Finalmente su novela fue publicada y la he podido leer y disfrutar. Su ahorcado no tiene nada que ver con el mío. Del suyo he aprendido varias enseñanzas. La historia que se desgrana a lo largo de la narración nos enfrenta a un apasionante juego de espejos donde se superponen las miradas de los distintos y variados protagonistas, tan esenciales los principales como los secundarios (alumnos, profesores, administrativos, drogadictos, enfermos, enamorados). La riqueza de esa variedad es posible por el buen ensamblaje de todos y cada uno de ellos que aparecen en escena de manera metódica y cautelosa. Un gran puzle donde las piezas deben colocarse despacio, con orden y lógica. Exigen paciencia al lector, el aprendizaje emana de esa lentitud, en absoluto superflua. Los monólogos y diálogos entran en acción muy bien ensamblados, cada personaje con una voz propia muy característica que ayuda a crear una atmosfera hipnótica del escenario del supuesto crimen que no es tal. Enseguida se nos informa de que se trata de un suicido. El devenir de la acción, pausada y tensa, permitirá confeccionar un croquis muy detallado de lo que es el Nocturno. Como si de una disección se tratara, el grupo del turno vespertino ira tomando cuerpo, entre tragos de vino o cerveza, entre confidencias y ocultaciones, entre indiscreciones y momentos de encuentros fulgurantes. Yo desconocía por completo el universo de los institutos de secundaria, pero el autor hace gala de saber nadar en esas aguas revueltas y ello le permite tejer una rica pieza, una amalgama de colores y sabores tan atractiva como peligrosa que exige tiento y pericia al enfrentarla.

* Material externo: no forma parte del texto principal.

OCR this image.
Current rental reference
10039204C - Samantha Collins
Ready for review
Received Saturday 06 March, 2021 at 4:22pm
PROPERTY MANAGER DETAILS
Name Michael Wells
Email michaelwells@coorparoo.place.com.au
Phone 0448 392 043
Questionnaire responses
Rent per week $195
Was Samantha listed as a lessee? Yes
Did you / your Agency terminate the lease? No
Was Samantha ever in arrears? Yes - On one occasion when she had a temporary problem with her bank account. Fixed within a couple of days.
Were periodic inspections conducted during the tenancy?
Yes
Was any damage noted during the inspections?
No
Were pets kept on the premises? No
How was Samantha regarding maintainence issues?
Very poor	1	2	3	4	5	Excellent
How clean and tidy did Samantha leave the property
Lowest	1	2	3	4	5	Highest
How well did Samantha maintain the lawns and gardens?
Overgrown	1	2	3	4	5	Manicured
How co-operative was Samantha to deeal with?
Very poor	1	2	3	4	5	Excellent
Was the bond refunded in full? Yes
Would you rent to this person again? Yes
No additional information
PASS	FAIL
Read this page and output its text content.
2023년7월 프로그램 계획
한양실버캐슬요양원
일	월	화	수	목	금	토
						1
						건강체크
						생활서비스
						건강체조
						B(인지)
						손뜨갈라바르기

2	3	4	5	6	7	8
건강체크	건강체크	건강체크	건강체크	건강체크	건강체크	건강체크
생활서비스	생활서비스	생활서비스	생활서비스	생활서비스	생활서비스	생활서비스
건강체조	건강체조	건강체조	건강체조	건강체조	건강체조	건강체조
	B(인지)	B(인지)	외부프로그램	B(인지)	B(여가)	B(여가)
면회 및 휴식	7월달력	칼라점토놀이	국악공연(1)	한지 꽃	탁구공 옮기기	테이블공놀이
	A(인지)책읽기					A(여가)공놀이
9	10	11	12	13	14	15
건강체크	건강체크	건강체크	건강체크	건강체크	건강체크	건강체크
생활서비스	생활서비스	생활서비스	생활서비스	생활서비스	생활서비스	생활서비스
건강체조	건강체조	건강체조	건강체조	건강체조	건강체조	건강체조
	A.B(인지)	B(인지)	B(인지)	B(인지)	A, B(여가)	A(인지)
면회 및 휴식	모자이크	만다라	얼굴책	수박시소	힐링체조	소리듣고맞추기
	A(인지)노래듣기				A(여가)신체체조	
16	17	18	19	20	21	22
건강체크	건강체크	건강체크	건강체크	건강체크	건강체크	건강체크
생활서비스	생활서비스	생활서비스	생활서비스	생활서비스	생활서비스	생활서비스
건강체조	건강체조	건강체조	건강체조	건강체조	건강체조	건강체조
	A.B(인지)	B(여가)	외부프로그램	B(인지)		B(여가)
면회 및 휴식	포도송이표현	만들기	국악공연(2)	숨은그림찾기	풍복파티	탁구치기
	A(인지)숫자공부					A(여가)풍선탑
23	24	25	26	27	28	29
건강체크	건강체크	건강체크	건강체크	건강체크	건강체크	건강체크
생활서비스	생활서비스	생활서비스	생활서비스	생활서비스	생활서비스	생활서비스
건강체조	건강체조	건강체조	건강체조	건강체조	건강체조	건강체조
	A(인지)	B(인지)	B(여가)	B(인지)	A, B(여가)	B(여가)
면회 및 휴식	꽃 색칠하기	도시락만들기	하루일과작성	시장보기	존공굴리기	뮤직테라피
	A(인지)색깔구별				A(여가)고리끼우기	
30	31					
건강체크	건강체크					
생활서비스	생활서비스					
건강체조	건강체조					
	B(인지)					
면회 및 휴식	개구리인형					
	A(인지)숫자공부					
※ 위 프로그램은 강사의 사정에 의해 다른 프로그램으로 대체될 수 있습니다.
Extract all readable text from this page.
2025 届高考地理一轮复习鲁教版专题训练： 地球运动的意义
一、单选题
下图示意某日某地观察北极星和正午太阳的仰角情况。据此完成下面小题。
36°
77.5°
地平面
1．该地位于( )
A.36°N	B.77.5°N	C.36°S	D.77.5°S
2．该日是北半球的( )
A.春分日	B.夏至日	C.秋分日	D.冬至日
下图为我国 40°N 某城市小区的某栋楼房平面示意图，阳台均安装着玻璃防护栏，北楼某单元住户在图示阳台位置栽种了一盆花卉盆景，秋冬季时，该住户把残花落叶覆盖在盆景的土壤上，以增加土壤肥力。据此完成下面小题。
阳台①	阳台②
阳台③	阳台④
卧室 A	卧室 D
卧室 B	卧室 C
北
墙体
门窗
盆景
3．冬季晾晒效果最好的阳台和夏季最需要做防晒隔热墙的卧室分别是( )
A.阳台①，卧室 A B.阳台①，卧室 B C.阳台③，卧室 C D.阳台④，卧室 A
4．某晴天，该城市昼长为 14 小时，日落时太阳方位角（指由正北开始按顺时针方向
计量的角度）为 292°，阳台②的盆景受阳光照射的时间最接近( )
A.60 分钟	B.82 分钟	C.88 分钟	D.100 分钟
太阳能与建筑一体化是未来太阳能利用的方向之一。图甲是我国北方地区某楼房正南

Y a medida que analizamos y nos enfrentamos a ese obstáculo, a fuerza de ir aprendiendo y reteniendo los pasajes previos e imprescindibles de la lección, como resultado de un pósito sin prisas en nuestro cerebro, el dibujo adquiere forma y volumen. El tejido muestra su textura. La concatenación de acontecimientos nos conducirá al retrato final. Y con él, la lección de anatomía llegará a su fin. Los cables sueltos se habrán enlazado, como el tensor de la soga en el cuello del moribundo. Cada personaje habrá cumplido estoicamente su cometido, para bien o para mal. Los reflejos de los múltiples espejos, que por impacientes hubiéramos querido descifrar antes de su momento, ahora encuentran su punto de coincidencia y con nitidez podemos comprender e incluso justificar los motivos del suicida: acoso laboral, envidias, censura, vergüenzas, desprecio. Y no hemos corrido lo suficiente, no hemos llegado a tiempo para evitarlo: míralo, tieso como un palo. El ahorcado. Tal vez la próxima lo consigamos.